Receive ARRAY, VARIANT, OBJECT datatypes in Arrow format
Please answer these questions before submitting your pull requests. Thanks!
-
What GitHub issue is this PR addressing? Make sure that there is an accompanying issue to your PR.
-
Fill out the following pre-review checklist:
- [x] I am adding a new automated test(s) to verify correctness of my new code
- [ ] I am adding new logging messages
- [ ] I am adding a new telemetry message
- [ ] I am modifying authorization mechanisms
- [ ] I am adding new credentials
- [ ] I am modifying OCSP code
- [ ] I am adding a new dependency
-
Please describe how your code solves the related issue.
Extending the ArrowIterator cpp files with a new VariantConverter object that relies on the previously created SnowflakeJSONDecoder class to handle undefined values.
@sfc-gh-heshah Any chance this PR is still viable? It would be really great to properly support arrays (including undefined values).
@sfc-gh-heshah Any idea if support for nested data with arrow will ever be added?
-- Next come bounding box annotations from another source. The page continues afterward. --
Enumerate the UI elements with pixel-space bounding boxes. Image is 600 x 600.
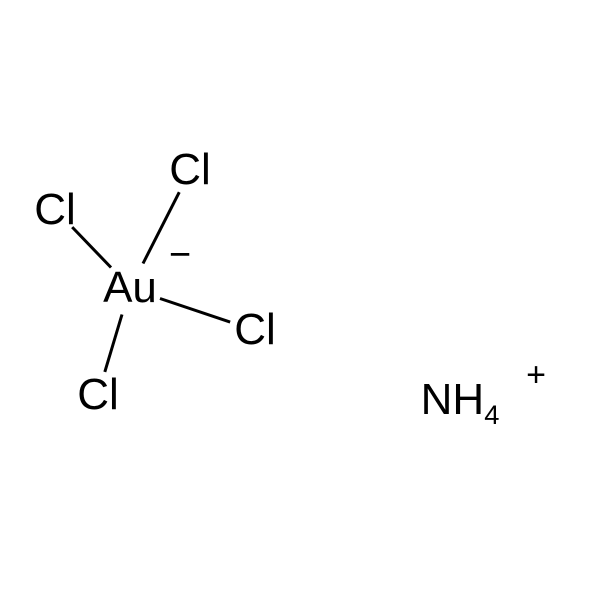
chemical-structure-diagram: { "canvas": { "width": 600, "height": 60… xyxy=(0,0,600,600)
charge-minus: − xyxy=(169,236,191,274)
charge-plus: + xyxy=(526,358,546,392)
atom-cl_bl: Cl xyxy=(77,373,119,417)
atom-cl_ul: Cl xyxy=(34,188,76,232)
atom-au: Au xyxy=(103,266,157,310)
ammonium: NH4 xyxy=(421,378,500,422)
bond-au-cl_r xyxy=(160,297,231,323)
bond-au-cl_bl xyxy=(103,314,123,372)
atom-cl_top: Cl xyxy=(169,148,211,192)
atom-cl_r: Cl xyxy=(234,308,276,352)
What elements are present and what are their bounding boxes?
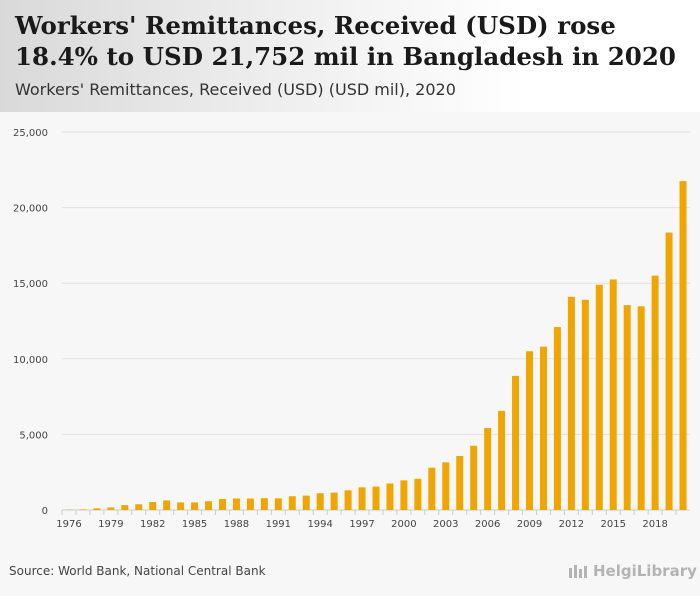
- bar: [372, 486, 380, 510]
- x-tick-label: 1991: [266, 519, 291, 530]
- chart-title: Workers' Remittances, Received (USD) ros…: [15, 11, 676, 71]
- bar: [484, 428, 492, 510]
- bar: [442, 462, 450, 510]
- brand-logo: HelgiLibrary: [568, 562, 697, 580]
- x-tick-label: 2018: [642, 519, 667, 530]
- bar: [414, 478, 422, 510]
- x-tick-label: 1988: [224, 519, 249, 530]
- x-tick-label: 2012: [559, 519, 584, 530]
- bar: [246, 498, 254, 510]
- bar: [512, 375, 520, 510]
- bar: [679, 181, 687, 511]
- x-tick-label: 2000: [391, 519, 416, 530]
- x-tick-label: 1982: [140, 519, 165, 530]
- bar: [260, 498, 268, 510]
- y-tick-label: 25,000: [13, 128, 48, 139]
- source-note: Source: World Bank, National Central Ban…: [9, 564, 266, 578]
- bar: [386, 483, 394, 510]
- x-tick-label: 1979: [98, 519, 123, 530]
- bar: [595, 284, 603, 510]
- bar: [623, 305, 631, 510]
- x-tick-label: 2003: [433, 519, 458, 530]
- bar: [135, 504, 143, 510]
- bar: [219, 498, 226, 510]
- x-tick-label: 2006: [475, 519, 500, 530]
- x-tick-label: 2015: [601, 519, 626, 530]
- y-tick-label: 15,000: [13, 279, 48, 290]
- bar-chart: 0 5,000 10,000 15,000 20,000 25,000 1976 1979 19…: [13, 128, 690, 530]
- bar: [651, 275, 659, 510]
- bar: [93, 508, 101, 510]
- bar: [177, 502, 185, 510]
- y-tick-label: 20,000: [13, 204, 48, 215]
- bar: [330, 492, 338, 510]
- bar: [302, 495, 310, 510]
- bar: [567, 296, 575, 510]
- plot-area: 0 5,000 10,000 15,000 20,000 25,000 1976 1979 19…: [0, 112, 700, 596]
- bar: [358, 487, 366, 510]
- bar: [121, 505, 129, 510]
- bar: [456, 456, 464, 510]
- bar: [316, 493, 324, 510]
- bar: [79, 509, 87, 510]
- bar: [232, 498, 240, 510]
- bar: [163, 500, 171, 510]
- bar: [609, 279, 617, 510]
- header-banner: Workers' Remittances, Received (USD) ros…: [0, 0, 700, 112]
- x-tick-label: 1976: [56, 519, 81, 530]
- bar: [665, 232, 673, 510]
- x-tick-label: 2009: [517, 519, 542, 530]
- bar: [107, 507, 115, 510]
- bar: [526, 351, 533, 510]
- bar: [274, 498, 282, 510]
- bar: [344, 490, 352, 510]
- bar: [428, 467, 436, 510]
- x-tick-label: 1997: [349, 519, 374, 530]
- library-icon: [569, 565, 587, 578]
- bar: [191, 502, 199, 510]
- bar: [205, 501, 213, 510]
- bar: [498, 410, 506, 510]
- x-tick-label: 1985: [182, 519, 207, 530]
- y-tick-label: 0: [42, 506, 48, 517]
- bar: [288, 496, 296, 510]
- y-tick-label: 10,000: [13, 355, 48, 366]
- bar: [470, 445, 478, 510]
- bar: [637, 306, 645, 510]
- bar: [581, 299, 589, 510]
- y-tick-label: 5,000: [19, 430, 48, 441]
- chart-subtitle: Workers' Remittances, Received (USD) (US…: [15, 80, 456, 99]
- x-tick-label: 1994: [307, 519, 332, 530]
- bar: [553, 327, 561, 510]
- brand-name: HelgiLibrary: [593, 562, 697, 580]
- bar: [149, 501, 157, 510]
- bar: [539, 346, 547, 510]
- bar: [400, 480, 408, 510]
VARIANT data can also be for example Avro – not just JSON.
The code presented here seems to targetting VARIANT data which is JSON-encoded; or is Snowflake implicitly converting other semi-structured formats to JSON? I wouldn't think so.
The code presented here seems to targetting VARIANT data which is JSON-encoded; or is Snowflake implicitly converting other semi-structured formats to JSON? I wouldn't think so.
I'm not sure I follow. Snowflake encodes things in its internal format and doesn't preserve the source format.
@cpcloud in this changeset, I read code such as:
def _VARIANT_to_python(self, _) -> Callable[[str], Any]:
"""Use a custom json decoder (accepts undefined) to load row value"""
return partial(json.loads, cls=SnowflakeJSONDecoder)
Like, we see a VARIANT value, let's decode it using JSON. But is that the only "wire format" we can get? I'm thinking both in terms of performance but also fidelity – JSON doesn't have the same data type richness as the other supported semi-structured formats.
The fact that the arrow interop code here is pulling out a string and then immediately decoding it as JSON suggests that variants are always coming back as JSON.
I'd love to be wrong about this, other wire formats would be most welcome from the ibis perspective.
I guess there's this option too https://docs.snowflake.com/en/user-guide/python-connector-example#label-python-connector-bypass-data-conversion which means we'd have to implement the entire conversion ourselves.
Actually that method is broken and just gives back data in Python format.